One of the possible causes is Alzheimer's dementia, which is characterized by progressive damage to the brain, which leads to functional impairments or failures in the affected areas. Parkinson's disease, which is based on the loss of nerves in the substantia nigra, or a stroke, the hereditary disease Huntington's disease or other neurological diseases are possible causes of swallowing disorders. Injuries to the tongue and fractures to the midface or hyoid bone can damage both the muscles and the innervating nerve fibers.
Malformations and neoplasms in the head, diseases of the esophagus and infectious diseases can also contribute to swallowing disorders, which are reflected in functional disorders of the stylohyoid muscle and other muscles involved. Mentally caused swallowing difficulties occur, for example, in the context of phagophobia, which represents a disease-related fear of suffocation or swallowing and is also known colloquially as fear of swallowing.
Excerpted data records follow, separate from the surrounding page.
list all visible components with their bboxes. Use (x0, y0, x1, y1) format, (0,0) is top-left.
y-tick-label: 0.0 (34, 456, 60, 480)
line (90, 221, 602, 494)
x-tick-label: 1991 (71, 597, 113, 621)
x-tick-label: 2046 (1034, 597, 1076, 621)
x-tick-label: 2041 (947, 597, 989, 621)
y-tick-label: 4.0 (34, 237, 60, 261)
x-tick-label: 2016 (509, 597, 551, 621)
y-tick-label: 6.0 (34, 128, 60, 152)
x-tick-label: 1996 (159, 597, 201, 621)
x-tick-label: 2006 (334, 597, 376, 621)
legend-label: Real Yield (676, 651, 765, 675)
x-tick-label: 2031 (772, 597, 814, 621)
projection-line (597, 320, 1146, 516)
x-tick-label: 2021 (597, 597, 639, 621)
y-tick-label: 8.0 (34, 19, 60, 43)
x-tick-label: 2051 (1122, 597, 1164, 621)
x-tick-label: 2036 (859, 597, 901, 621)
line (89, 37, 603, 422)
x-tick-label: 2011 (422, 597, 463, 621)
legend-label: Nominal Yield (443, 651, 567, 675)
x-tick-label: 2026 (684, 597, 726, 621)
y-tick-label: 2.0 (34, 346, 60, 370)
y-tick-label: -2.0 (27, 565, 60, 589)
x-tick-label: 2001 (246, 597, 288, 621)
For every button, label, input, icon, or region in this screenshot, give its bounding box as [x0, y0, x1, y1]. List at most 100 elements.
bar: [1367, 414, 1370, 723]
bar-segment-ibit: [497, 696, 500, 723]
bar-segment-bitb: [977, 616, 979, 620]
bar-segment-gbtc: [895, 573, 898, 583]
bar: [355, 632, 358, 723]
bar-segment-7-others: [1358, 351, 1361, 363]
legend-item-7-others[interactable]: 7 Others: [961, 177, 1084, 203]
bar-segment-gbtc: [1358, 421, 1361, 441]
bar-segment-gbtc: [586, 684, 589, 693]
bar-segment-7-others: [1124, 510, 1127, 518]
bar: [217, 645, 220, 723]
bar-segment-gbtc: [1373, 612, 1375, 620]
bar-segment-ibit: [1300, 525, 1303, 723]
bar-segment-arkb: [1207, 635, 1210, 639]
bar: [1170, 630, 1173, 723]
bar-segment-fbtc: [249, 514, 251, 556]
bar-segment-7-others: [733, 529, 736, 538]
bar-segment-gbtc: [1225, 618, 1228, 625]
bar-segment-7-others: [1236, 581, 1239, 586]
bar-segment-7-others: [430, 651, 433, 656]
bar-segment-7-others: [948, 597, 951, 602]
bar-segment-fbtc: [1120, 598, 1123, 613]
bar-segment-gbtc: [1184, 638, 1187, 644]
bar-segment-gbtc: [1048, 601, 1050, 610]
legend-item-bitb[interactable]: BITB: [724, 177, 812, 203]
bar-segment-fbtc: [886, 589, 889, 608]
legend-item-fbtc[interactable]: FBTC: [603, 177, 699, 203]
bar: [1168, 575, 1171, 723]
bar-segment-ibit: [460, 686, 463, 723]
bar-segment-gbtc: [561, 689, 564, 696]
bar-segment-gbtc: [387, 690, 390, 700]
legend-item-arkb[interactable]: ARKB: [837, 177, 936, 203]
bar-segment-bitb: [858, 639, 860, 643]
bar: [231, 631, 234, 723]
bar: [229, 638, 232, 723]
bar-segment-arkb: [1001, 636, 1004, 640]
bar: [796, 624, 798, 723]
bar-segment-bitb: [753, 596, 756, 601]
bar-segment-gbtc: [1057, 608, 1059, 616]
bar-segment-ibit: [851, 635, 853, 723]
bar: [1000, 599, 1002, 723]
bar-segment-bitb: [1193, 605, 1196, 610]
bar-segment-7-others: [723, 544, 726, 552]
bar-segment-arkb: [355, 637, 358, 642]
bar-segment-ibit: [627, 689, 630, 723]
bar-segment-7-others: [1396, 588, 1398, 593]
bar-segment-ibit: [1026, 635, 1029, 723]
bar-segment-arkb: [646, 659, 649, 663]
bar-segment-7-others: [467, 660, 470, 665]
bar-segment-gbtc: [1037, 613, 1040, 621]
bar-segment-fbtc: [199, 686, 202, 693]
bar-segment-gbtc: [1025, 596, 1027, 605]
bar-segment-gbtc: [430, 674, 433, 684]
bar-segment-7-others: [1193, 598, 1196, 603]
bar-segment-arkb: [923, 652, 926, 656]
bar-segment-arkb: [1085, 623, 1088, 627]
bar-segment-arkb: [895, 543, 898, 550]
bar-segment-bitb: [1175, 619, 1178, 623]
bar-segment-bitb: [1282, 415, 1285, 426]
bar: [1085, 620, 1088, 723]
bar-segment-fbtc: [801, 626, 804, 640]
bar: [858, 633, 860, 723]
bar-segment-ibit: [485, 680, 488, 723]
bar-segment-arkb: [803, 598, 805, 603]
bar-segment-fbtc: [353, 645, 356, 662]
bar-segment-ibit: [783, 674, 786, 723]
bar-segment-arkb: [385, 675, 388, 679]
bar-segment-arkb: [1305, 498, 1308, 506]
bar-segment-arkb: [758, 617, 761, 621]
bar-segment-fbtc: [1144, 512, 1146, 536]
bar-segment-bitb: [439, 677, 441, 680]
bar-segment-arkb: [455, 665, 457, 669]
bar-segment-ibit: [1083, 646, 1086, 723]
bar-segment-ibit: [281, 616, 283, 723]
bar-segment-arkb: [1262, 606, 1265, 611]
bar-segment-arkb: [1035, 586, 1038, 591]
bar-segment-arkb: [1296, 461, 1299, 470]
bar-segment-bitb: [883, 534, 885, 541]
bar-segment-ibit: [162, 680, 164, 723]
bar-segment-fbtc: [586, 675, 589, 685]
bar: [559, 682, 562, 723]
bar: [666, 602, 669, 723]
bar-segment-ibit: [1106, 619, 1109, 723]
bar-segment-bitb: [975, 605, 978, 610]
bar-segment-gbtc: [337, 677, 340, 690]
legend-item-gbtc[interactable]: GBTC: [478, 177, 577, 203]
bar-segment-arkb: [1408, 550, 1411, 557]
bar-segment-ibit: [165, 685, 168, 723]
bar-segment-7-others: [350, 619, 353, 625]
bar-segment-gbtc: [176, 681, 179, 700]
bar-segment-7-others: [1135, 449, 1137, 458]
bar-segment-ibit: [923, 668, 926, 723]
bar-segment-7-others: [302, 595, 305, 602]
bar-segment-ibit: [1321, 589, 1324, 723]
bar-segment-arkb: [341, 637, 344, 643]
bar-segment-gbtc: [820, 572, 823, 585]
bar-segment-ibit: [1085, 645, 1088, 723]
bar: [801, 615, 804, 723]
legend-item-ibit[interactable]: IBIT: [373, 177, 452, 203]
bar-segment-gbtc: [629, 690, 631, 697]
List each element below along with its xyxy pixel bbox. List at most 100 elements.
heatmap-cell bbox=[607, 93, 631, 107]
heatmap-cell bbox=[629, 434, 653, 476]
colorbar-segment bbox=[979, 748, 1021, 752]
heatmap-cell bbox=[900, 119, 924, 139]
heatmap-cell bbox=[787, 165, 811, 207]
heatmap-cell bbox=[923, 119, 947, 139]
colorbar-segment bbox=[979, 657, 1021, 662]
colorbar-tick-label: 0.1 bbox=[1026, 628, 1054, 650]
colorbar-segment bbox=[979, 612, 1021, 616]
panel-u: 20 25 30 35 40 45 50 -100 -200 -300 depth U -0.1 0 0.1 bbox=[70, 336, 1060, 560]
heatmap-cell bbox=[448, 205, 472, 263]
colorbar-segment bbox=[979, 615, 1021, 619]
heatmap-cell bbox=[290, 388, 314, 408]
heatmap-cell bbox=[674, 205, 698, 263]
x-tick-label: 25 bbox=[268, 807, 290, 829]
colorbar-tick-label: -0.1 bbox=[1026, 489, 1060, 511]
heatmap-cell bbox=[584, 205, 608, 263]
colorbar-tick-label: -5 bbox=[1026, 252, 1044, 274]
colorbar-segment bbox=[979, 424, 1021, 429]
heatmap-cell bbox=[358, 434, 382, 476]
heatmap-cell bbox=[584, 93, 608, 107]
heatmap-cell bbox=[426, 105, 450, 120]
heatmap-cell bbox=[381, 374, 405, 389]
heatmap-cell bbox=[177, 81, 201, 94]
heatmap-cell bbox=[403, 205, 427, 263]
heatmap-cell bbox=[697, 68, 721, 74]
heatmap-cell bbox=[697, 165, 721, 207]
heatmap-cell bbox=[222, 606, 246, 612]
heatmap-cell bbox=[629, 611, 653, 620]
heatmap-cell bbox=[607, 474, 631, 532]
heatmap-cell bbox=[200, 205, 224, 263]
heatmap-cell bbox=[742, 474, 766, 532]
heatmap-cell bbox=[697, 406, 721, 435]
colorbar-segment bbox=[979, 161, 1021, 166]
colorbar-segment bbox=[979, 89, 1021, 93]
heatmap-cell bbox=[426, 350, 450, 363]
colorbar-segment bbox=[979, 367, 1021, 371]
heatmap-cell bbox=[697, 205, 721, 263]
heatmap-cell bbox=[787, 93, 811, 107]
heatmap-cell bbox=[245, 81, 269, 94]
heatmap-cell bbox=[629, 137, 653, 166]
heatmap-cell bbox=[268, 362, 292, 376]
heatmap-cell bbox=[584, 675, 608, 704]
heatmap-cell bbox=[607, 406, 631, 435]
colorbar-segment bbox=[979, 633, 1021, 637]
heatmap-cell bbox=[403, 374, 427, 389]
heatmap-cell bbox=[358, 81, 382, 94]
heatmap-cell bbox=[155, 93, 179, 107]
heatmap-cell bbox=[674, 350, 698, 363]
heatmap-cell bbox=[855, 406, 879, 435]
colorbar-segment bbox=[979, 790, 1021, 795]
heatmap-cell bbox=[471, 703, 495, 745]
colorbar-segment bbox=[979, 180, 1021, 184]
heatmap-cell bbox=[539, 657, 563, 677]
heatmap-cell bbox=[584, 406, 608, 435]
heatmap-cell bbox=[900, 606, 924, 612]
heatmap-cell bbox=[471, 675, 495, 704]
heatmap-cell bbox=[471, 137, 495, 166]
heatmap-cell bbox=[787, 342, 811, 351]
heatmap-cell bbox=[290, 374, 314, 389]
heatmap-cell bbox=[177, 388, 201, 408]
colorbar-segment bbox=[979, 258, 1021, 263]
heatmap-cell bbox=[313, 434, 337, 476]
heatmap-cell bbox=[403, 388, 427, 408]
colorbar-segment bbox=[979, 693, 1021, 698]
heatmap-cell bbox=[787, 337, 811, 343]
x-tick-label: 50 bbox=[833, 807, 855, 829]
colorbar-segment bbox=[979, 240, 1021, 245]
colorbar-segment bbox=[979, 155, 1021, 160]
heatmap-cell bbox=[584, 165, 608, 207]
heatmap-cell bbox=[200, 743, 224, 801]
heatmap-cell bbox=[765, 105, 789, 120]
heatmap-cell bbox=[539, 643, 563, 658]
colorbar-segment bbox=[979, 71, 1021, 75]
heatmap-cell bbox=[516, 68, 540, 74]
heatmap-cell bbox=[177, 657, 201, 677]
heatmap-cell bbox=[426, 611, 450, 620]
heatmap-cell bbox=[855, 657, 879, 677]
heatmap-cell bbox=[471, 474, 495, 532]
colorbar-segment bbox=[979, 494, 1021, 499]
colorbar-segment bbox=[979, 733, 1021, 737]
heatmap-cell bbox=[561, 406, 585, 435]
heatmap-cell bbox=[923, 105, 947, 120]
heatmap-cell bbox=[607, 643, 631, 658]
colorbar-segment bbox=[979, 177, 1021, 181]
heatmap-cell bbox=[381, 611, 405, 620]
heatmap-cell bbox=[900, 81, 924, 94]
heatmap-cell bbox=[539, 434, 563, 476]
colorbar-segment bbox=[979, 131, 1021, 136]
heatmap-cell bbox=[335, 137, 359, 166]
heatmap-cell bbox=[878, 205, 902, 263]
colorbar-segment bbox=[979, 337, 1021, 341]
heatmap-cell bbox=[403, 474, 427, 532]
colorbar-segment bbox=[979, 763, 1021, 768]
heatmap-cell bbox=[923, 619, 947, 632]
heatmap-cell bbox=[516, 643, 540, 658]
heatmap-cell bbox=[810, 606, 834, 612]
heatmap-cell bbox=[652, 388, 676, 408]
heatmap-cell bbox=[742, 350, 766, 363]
Eagle syndrome also manifests itself in the vicinity of the stylohyoid muscle. Watt Weems Eagle was the first to describe the disease; it does not affect the stylohyoid muscle directly, but rather the stylohyoid ligament. In Eagle syndrome, calcium salts accumulate in the ligament and cause ossification. The syndrome can also be due to the fact that the stylus process is too long. In both cases, swallowing difficulties such as pain in the throat and difficulty swallowing when turning the head are typically evident.